The adult with overall responsibility for the program is the coordinator. He or she works closely with any cooperating organization and attends each meeting, conducting most of the training and counseling participants. The coordinator has an assistant who conducts discussions and substitutes for the coordinator, should he or she be unable to attend a meeting.
How it Works
The program is presented in eight sessions during or after school, or on weekends. Each session usually lasts one to two hours. Activities taking place in the sessions include the following:
- Evaluation of present speaking ability
- Discussion of chairmanship principles
- Presentation of speeches
- Impromptu talks
- Group evaluation
- Discussion of speech organization
- Discussion and practice in listening
- Discussion of gestures in speaking
- Discussion of voice and vocabulary
- Exercise in chairmanship
There is usually no cost to participants for tuition or materials. The materials used in the program are produced by Toastmasters International and are provided by the sponsoring Toastmasters club, which orders them from Toastmasters World Headquarters for a small fee.

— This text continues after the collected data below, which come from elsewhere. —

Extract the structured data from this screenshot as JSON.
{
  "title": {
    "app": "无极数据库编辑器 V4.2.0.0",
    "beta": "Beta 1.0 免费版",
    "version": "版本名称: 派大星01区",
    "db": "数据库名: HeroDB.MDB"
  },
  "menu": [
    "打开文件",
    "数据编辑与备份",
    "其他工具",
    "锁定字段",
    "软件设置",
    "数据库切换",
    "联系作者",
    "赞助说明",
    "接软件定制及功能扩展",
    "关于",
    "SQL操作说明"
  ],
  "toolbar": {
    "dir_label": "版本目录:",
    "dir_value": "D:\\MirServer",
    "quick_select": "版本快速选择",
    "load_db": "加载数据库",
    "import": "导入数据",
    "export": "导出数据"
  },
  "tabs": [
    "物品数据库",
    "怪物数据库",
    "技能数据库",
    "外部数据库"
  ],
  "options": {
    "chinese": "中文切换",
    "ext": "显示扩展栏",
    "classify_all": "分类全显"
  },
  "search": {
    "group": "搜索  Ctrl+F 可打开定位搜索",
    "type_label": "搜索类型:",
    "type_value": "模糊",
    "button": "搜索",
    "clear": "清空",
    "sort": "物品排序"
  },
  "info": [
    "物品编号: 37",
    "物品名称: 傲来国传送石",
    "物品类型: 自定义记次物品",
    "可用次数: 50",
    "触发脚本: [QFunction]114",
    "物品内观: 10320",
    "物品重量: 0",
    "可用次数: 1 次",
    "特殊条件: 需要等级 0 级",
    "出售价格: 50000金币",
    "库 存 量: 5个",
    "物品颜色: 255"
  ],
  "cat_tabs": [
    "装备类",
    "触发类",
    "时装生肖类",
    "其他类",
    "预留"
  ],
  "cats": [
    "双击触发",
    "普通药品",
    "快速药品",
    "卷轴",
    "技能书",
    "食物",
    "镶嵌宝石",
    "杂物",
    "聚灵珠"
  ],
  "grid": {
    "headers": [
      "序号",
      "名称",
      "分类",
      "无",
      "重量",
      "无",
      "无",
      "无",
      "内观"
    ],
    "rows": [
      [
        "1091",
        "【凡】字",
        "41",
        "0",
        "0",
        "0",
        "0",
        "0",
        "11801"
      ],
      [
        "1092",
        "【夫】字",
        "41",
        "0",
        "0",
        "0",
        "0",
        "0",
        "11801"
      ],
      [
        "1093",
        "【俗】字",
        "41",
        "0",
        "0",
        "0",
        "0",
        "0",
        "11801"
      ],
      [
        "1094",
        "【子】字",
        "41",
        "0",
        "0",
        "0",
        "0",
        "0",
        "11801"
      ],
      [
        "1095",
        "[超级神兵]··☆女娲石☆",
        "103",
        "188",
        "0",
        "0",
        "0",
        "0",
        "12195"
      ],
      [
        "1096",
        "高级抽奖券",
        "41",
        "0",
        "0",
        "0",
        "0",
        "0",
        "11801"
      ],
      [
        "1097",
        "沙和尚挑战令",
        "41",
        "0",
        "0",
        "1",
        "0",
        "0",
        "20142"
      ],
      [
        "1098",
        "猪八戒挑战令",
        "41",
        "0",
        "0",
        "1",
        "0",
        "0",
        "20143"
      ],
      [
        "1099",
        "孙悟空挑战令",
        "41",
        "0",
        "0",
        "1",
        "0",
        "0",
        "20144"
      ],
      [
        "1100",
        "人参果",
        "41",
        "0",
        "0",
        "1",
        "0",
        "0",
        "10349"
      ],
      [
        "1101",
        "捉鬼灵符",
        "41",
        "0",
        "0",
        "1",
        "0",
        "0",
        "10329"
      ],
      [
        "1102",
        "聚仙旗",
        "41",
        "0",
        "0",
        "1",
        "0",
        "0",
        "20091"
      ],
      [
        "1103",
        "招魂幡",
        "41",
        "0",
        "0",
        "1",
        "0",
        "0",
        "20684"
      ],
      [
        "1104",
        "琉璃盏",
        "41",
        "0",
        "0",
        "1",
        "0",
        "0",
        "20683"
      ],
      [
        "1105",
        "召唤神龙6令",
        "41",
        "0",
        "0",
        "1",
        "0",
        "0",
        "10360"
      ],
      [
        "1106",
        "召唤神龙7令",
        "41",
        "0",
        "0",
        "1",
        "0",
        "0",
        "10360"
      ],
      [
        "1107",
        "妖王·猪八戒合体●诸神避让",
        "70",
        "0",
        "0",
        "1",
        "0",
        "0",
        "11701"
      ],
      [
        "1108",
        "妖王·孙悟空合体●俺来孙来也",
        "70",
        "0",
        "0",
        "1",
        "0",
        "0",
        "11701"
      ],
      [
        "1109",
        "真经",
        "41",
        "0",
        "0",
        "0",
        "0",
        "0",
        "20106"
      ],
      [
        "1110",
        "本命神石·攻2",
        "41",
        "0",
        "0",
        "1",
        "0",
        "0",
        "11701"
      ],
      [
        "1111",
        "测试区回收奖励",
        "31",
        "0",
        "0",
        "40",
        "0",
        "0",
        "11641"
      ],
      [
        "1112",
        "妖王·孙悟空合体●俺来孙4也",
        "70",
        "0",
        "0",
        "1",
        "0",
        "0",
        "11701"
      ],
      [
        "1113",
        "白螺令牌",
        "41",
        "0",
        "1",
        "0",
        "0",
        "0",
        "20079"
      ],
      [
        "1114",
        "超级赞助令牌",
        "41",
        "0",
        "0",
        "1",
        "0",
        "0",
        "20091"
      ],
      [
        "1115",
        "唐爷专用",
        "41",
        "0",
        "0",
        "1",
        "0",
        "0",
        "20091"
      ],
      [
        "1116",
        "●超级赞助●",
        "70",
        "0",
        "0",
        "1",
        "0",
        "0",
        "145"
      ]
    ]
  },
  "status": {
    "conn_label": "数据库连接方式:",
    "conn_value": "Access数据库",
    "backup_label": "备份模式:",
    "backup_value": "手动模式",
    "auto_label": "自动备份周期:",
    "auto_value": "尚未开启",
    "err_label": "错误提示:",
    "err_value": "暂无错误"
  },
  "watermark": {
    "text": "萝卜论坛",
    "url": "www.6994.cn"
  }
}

Generally, meetings follow a format similar to that of a Toastmasters club meeting. There is an announced agenda and participants learn and practice parliamentary procedure during each meeting. Lecturing is minimal, but discussion is held during each session. Participants, working from a handbook, select officers who preside over the meetings. The remaining class members are assigned other duties on a rotating basis, so everyone is actively involved. Participants also deliver short impromptu and prepared speeches. In every meeting, participants learn to apply the principles of listening, thinking and speaking.